Direct observation of structural phase transformations during continuous phosphorus deposition on Cu(111)

TL;DR

This study uses advanced microscopy techniques to observe the real-time transformation of phosphorus on Cu(111), revealing a new growth pathway for phosphorene involving an intermediary copper phosphide phase.

Contribution

It provides the first direct observation of the structural phase transformations during phosphorus deposition, uncovering a novel growth mode for phosphorene on metal surfaces.

Findings

Phosphorus initially intermixes with Cu forming copper phosphide.

A transition from phosphide to blue phosphorene occurs as P concentration increases.

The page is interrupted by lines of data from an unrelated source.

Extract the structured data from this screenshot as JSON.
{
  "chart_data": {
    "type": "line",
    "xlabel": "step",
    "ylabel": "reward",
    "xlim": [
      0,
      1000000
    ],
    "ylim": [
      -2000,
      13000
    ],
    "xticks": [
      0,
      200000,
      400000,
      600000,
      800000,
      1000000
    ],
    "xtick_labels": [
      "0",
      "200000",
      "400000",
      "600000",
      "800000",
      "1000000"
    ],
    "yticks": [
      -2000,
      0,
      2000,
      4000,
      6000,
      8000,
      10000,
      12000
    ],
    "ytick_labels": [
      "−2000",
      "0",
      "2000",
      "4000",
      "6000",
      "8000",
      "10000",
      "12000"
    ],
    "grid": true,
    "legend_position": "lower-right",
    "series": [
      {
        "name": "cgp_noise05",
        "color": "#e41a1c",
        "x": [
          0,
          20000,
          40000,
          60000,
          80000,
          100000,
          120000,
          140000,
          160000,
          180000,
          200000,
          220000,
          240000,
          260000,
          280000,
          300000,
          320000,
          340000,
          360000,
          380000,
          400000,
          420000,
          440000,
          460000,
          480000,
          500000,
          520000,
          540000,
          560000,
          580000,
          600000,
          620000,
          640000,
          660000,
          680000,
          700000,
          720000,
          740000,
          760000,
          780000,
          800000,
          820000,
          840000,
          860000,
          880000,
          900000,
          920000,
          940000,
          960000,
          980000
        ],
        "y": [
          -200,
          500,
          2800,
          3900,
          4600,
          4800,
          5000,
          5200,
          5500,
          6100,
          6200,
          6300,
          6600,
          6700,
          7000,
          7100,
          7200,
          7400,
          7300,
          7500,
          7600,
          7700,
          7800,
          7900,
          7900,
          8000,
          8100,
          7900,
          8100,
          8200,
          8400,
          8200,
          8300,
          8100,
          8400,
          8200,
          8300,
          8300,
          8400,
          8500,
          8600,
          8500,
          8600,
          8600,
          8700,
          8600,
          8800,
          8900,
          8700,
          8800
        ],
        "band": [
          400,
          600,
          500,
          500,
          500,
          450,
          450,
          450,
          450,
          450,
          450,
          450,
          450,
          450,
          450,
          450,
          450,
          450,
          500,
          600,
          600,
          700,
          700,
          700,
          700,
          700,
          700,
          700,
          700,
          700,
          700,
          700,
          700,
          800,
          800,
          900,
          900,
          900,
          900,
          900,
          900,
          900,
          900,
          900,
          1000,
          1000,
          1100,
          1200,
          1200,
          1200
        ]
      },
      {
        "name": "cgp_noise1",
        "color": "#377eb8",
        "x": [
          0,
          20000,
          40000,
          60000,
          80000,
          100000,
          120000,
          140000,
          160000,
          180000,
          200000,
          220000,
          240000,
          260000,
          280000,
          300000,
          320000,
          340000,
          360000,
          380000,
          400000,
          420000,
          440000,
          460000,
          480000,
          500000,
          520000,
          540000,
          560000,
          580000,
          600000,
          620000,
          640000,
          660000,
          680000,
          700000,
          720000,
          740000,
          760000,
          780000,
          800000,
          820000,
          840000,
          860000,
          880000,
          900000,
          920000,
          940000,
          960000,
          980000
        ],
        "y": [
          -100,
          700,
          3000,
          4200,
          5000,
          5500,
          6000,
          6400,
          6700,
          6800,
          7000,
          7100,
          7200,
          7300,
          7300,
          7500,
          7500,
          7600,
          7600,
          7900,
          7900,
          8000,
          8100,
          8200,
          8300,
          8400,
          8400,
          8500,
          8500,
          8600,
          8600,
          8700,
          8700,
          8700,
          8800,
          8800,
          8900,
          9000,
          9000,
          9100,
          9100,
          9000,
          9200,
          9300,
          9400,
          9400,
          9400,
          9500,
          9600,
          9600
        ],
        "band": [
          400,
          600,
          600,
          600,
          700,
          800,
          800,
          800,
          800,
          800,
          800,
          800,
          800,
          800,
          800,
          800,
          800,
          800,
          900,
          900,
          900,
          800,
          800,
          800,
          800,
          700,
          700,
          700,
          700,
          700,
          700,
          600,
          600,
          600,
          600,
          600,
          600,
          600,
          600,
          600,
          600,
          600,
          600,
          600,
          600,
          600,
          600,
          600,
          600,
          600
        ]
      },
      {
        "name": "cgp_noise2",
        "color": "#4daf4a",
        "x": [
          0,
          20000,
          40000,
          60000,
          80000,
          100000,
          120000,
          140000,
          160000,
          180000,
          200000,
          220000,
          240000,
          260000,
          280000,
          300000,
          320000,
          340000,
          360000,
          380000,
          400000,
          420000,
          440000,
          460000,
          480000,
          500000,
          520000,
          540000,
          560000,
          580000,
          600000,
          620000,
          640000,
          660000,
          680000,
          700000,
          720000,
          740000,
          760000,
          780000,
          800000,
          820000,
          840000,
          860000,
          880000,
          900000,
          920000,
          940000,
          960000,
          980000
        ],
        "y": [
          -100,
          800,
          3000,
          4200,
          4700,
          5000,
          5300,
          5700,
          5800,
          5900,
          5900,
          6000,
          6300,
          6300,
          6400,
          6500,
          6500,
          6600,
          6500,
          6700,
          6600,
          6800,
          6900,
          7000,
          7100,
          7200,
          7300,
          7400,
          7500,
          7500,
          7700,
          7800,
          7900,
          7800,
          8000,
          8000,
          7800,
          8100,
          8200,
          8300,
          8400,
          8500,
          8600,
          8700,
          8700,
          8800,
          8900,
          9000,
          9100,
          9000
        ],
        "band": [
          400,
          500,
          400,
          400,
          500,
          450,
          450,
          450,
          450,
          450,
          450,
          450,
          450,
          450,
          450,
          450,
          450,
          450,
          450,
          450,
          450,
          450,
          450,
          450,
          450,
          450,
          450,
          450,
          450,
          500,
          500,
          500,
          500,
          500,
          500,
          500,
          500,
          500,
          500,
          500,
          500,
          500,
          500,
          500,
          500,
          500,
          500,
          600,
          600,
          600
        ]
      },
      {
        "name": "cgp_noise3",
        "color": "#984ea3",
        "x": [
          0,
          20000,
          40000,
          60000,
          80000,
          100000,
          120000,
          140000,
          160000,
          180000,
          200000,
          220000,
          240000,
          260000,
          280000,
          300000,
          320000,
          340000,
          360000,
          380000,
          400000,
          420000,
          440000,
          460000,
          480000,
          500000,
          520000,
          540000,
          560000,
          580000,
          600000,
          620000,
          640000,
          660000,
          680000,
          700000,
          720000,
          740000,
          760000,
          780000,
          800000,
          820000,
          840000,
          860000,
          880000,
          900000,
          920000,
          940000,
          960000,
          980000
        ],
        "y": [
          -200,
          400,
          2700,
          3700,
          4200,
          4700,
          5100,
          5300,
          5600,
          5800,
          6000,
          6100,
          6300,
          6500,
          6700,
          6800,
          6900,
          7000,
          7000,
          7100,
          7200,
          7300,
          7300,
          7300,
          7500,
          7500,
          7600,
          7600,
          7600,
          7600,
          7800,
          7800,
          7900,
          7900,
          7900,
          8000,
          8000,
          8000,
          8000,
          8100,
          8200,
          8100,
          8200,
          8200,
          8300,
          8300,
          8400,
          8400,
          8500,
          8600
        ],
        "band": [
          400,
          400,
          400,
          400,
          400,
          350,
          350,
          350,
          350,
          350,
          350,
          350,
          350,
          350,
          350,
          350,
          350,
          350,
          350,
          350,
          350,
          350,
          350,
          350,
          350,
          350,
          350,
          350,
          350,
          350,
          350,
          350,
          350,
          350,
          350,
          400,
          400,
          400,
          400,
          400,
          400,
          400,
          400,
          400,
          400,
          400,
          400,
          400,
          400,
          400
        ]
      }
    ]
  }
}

Multilayer phosphorene growth proceeds via self-assembly of phosphorus clusters.

Abstract

Blue phosphorene -- two-dimensional, hexagonal-structured, semiconducting phosphorus -- has gained attention as it is considered easier to synthesize on metal surfaces than its allotrope, black phosphorene. Recent studies report different structures of phosphorene, for example, on Cu(111), but the underlying mechanisms of their formation are not known. Here, using a combination of in situ ultrahigh vacuum low-energy electron microscopy and in vacuo scanning tunneling microscopy, we determine the time-evolution of the surface structure and morphology during the deposition of phosphorus on single-crystalline Cu(111). We find that during early stages of deposition, phosphorus intermixes with Cu, resulting in copper phosphide structures. With increasing surface concentration of phosphorus, the phosphide phase disappears and a blue phosphorene layer forms, followed by self-assembly of highly ordered phosphorus clusters that eventually grow into multilayer islands. We attribute the unexpected transformation of stable phosphide to a phosphorene layer, and the previously unreported multilayer growth, to the presence of a large concentration of P2 dimers on the surface. Our results constitute direct evidence for a new growth mode leading to a phosphorene layer via an intermediary phase, which could underpin the growth of other 2D materials on strongly interacting substrates.